Genau genommen handelt es sich bei dem Bildungsgangmanagement um Teilprozesse einer didaktischen Gesamtplanung (vgl. SLOANE 2007), die die beteiligten Lehrkräfte in den Modellversuchen segel-bs (NRW) (Selbst reguliertes Lernen in Lernfeldern der Berufsschule) (Die Förderung von selbst organisiertem Lernen ist als vergleichbare Zielstellungen auch in dem Modellversuch segel-bs (Bayern) zu finden, der ebenfalls vom Lehrstuhl für Wirtschaftspädagogik der Universität Paderborn wissenschaftlich begleitet wird.) und mosel (Modelle des selbstgesteuerten und kooperativen Lernens und die notwendigen Veränderung in Bezug auf die Personal- und Organisationsentwicklung) des Modellversuchsprogramms skola (Selbst gesteuertes und kooperatives Lernen in der beruflichen Erstausbildung) zu bewältigen hatten.

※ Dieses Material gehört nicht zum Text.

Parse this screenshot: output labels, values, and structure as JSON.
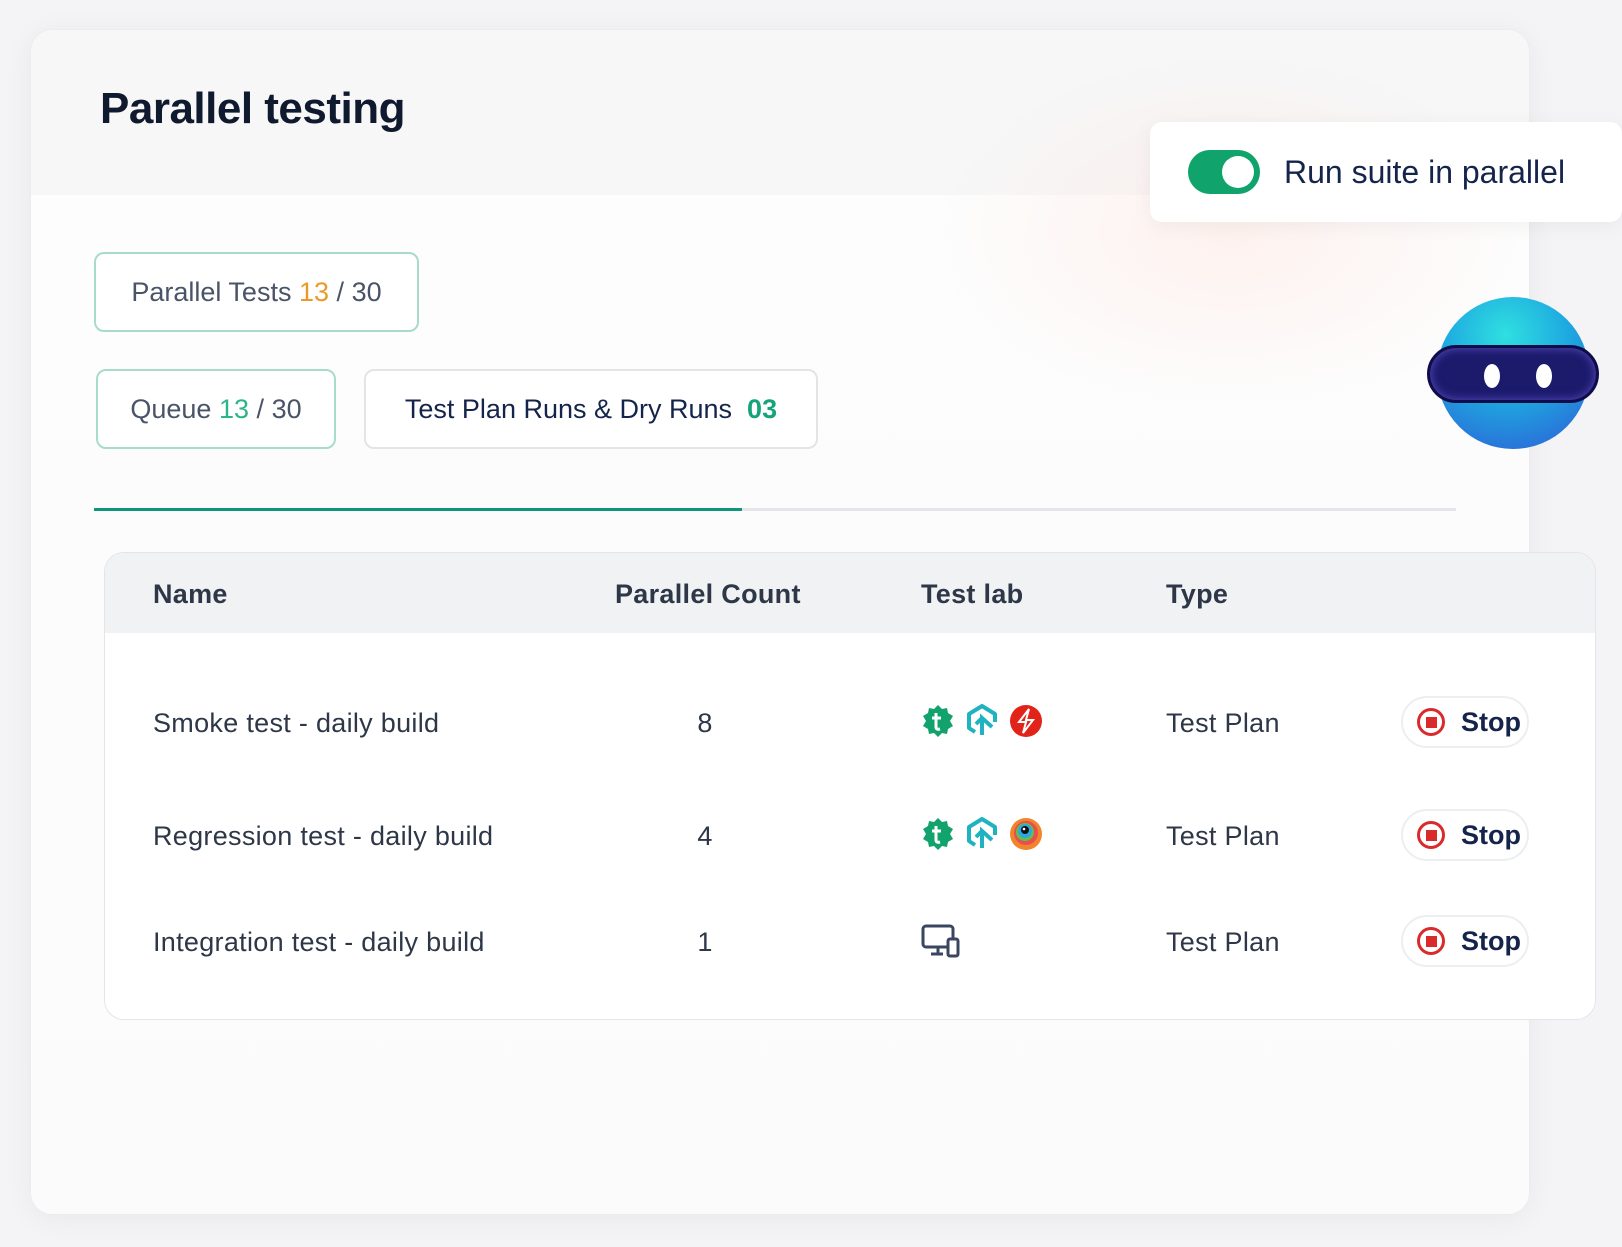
{
  "title": "Parallel testing",
  "toggle": {
    "label": "Run suite in parallel",
    "on": true
  },
  "stats": {
    "parallel_tests": {
      "label": "Parallel Tests",
      "used": "13",
      "sep": "/",
      "total": "30"
    },
    "queue": {
      "label": "Queue",
      "used": "13",
      "sep": "/",
      "total": "30"
    },
    "runs": {
      "label": "Test Plan Runs & Dry Runs",
      "count": "03"
    }
  },
  "progress_fraction": 0.476,
  "colors": {
    "accent": "#10a36c",
    "warning": "#e89a2a",
    "stop": "#d92b2b"
  },
  "table": {
    "headers": [
      "Name",
      "Parallel Count",
      "Test lab",
      "Type"
    ],
    "rows": [
      {
        "name": "Smoke test - daily build",
        "count": "8",
        "labs": [
          "testsigma-lab-icon",
          "lambdatest-icon",
          "sauce-labs-icon"
        ],
        "type": "Test Plan",
        "action": "Stop"
      },
      {
        "name": "Regression test - daily build",
        "count": "4",
        "labs": [
          "testsigma-lab-icon",
          "lambdatest-icon",
          "browserstack-icon"
        ],
        "type": "Test Plan",
        "action": "Stop"
      },
      {
        "name": "Integration test - daily build",
        "count": "1",
        "labs": [
          "local-devices-icon"
        ],
        "type": "Test Plan",
        "action": "Stop"
      }
    ]
  }
}
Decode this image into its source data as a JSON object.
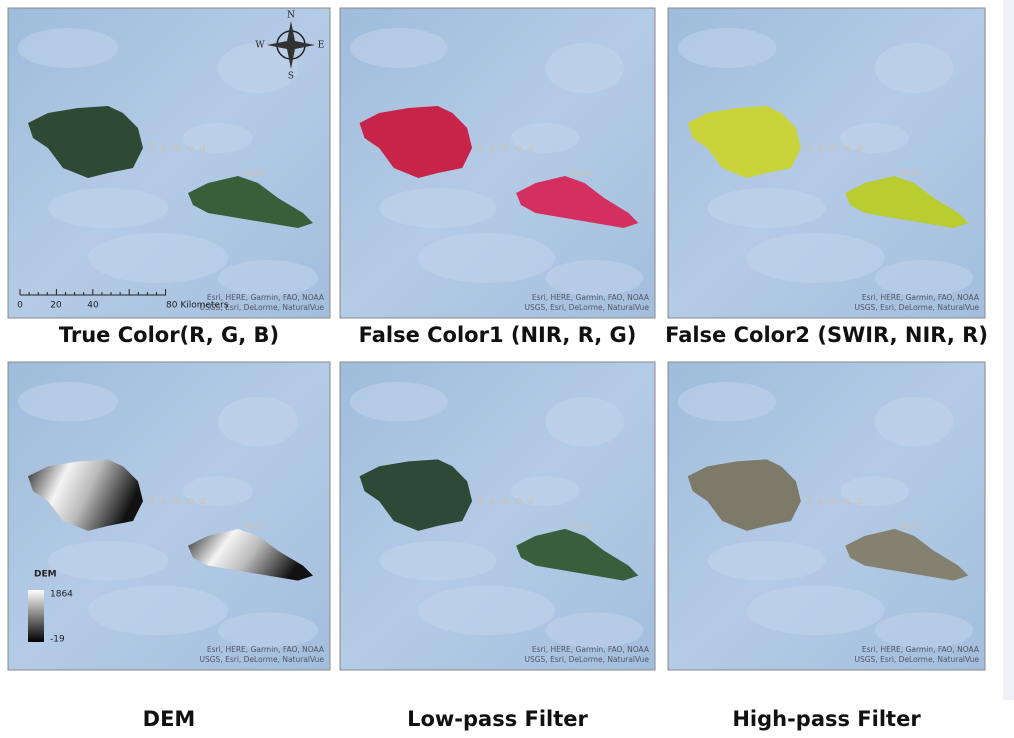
{
  "panels": [
    {
      "caption": "True Color(R, G, B)"
    },
    {
      "caption": "False Color1 (NIR, R, G)"
    },
    {
      "caption": "False Color2 (SWIR, NIR, R)"
    },
    {
      "caption": "DEM"
    },
    {
      "caption": "Low-pass Filter"
    },
    {
      "caption": "High-pass Filter"
    }
  ],
  "map_labels": {
    "place": "Samoa",
    "city": "Apia",
    "attribution": [
      "Esri, HERE, Garmin, FAO, NOAA",
      "USGS, Esri, DeLorme, NaturalVue"
    ]
  },
  "compass": {
    "n": "N",
    "e": "E",
    "s": "S",
    "w": "W"
  },
  "scale_bar": {
    "labels": [
      "0",
      "20",
      "40",
      "80 Kilometers"
    ]
  },
  "dem_legend": {
    "title": "DEM",
    "max": "1864",
    "min": "-19"
  }
}
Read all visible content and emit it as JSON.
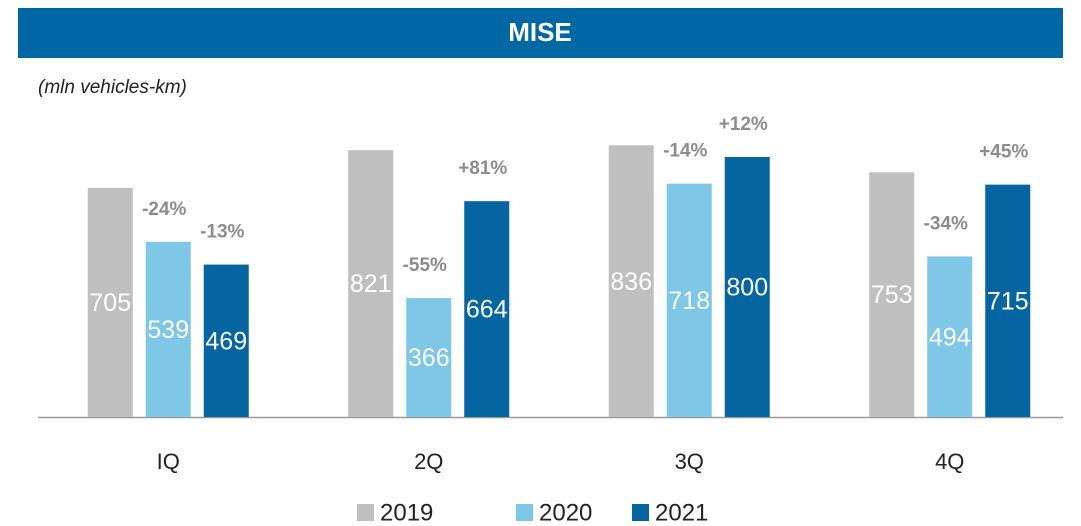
{
  "chart_data": {
    "type": "bar",
    "title": "MISE",
    "subtitle": "(mln vehicles-km)",
    "categories": [
      "IQ",
      "2Q",
      "3Q",
      "4Q"
    ],
    "series": [
      {
        "name": "2019",
        "color": "#bfbfbf",
        "values": [
          705,
          821,
          836,
          753
        ]
      },
      {
        "name": "2020",
        "color": "#7fc7e6",
        "values": [
          539,
          366,
          718,
          494
        ],
        "change_labels": [
          "-24%",
          "-55%",
          "-14%",
          "-34%"
        ]
      },
      {
        "name": "2021",
        "color": "#0565a1",
        "values": [
          469,
          664,
          800,
          715
        ],
        "change_labels": [
          "-13%",
          "+81%",
          "+12%",
          "+45%"
        ]
      }
    ],
    "ylim": [
      0,
      1000
    ],
    "grid": false,
    "legend": "bottom"
  }
}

Es kann hier nicht auf die Gesamtarbeit in den beiden Modellversuchen eingegangen werden (vgl. segel-bs Bd. I 2005 und Bd. II 2007 sowie mosel Band I und II 2007). Vielmehr soll nur ein Ausschnitt betrachtet werden. Dabei geht es um die allgemeine Frage, welchen Einfluss schulorganisatorische Rahmenbedingungen auf das Gelingen von selbst reguliertem Lernen haben. Dies wird aber nicht reaktiv interpretiert, vielmehr soll näher untersucht werden, welche aktiven Gestaltungsmöglichkeiten es hier gibt. Mit anderen Worten: Welche Managemententscheidungen können getroffen werden? Und weitergehend: Gibt es ein schulspezifisches Management? – Wir haben diese Frage bejaht und gehen dabei von einem Bildungsgangmanagement aus.
Damit ergibt sich zugleich die Frage nach der konzeptionellen Basis dieses Managements. Forschungsmethodisch schließlich wäre zu überlegen, ob man solche konzeptionellen Überlegungen aus dem Feld heraus generieren kann und soll oder ob sie als konzeptionelle Überlegungen dem Feld normativ vorgegeben werden müssen. Unsere Überlegungen hierzu sind in Abbildung 1 zusammengeführt.
Bezogen auf die hier diskutierte Teilfrage kann zwischen den Arbeiten in den Modellversuchsschulen und der konzeptionellen Arbeit der wissenschaftlichen Begleitung unterschieden werden. Beide Bereiche kooperieren über Workshops (und ähnlichen, hier aber ausgeblendeten Verfahren) miteinander. Aus Sicht der wissenschaftlichen Begleitung dienen solche Workshops der Information, Beratung und Evaluation: Es werden Konzepte und Modelle zur Gestaltung von Unterricht bzw. von Bildungsgängen angeboten. Das ist die erwähnte normative Sicht auf das Feld. Es werden Vorschläge gemacht wie Unterrichtsalltag gestaltet werden könnte. Ob und in welcher Form das von der Praxis übernommen wird, muss über Evaluationsverfahren überprüft werden. Dabei versteht sich die Evaluation responsiv, sie soll immer auch Grundlage für weitere Beratungen u. ä. sein. Modellversuchsschulen und wissenschaftliche Begleitungen verfolgen dabei u. E. unterschiedliche Zielsetzungen. Während die Schulen daran interessiert sein müssen ihre Praxis zu entwickeln und zu verbessern, geht es aus Sicht der Wissenschaft um die Entwicklung von Konzepten und Modellen, denen aber durchaus zugesprochen werden muss, dass sie in ihrer praktischen Umsetzung – also in der Perspektive von Schule – erfolgreich sind. Dies ist ein an der Ingenieurwissenschaft orientiertes handlungswissenschaftliches Konzept (vgl. SLOANE 2007a, 19).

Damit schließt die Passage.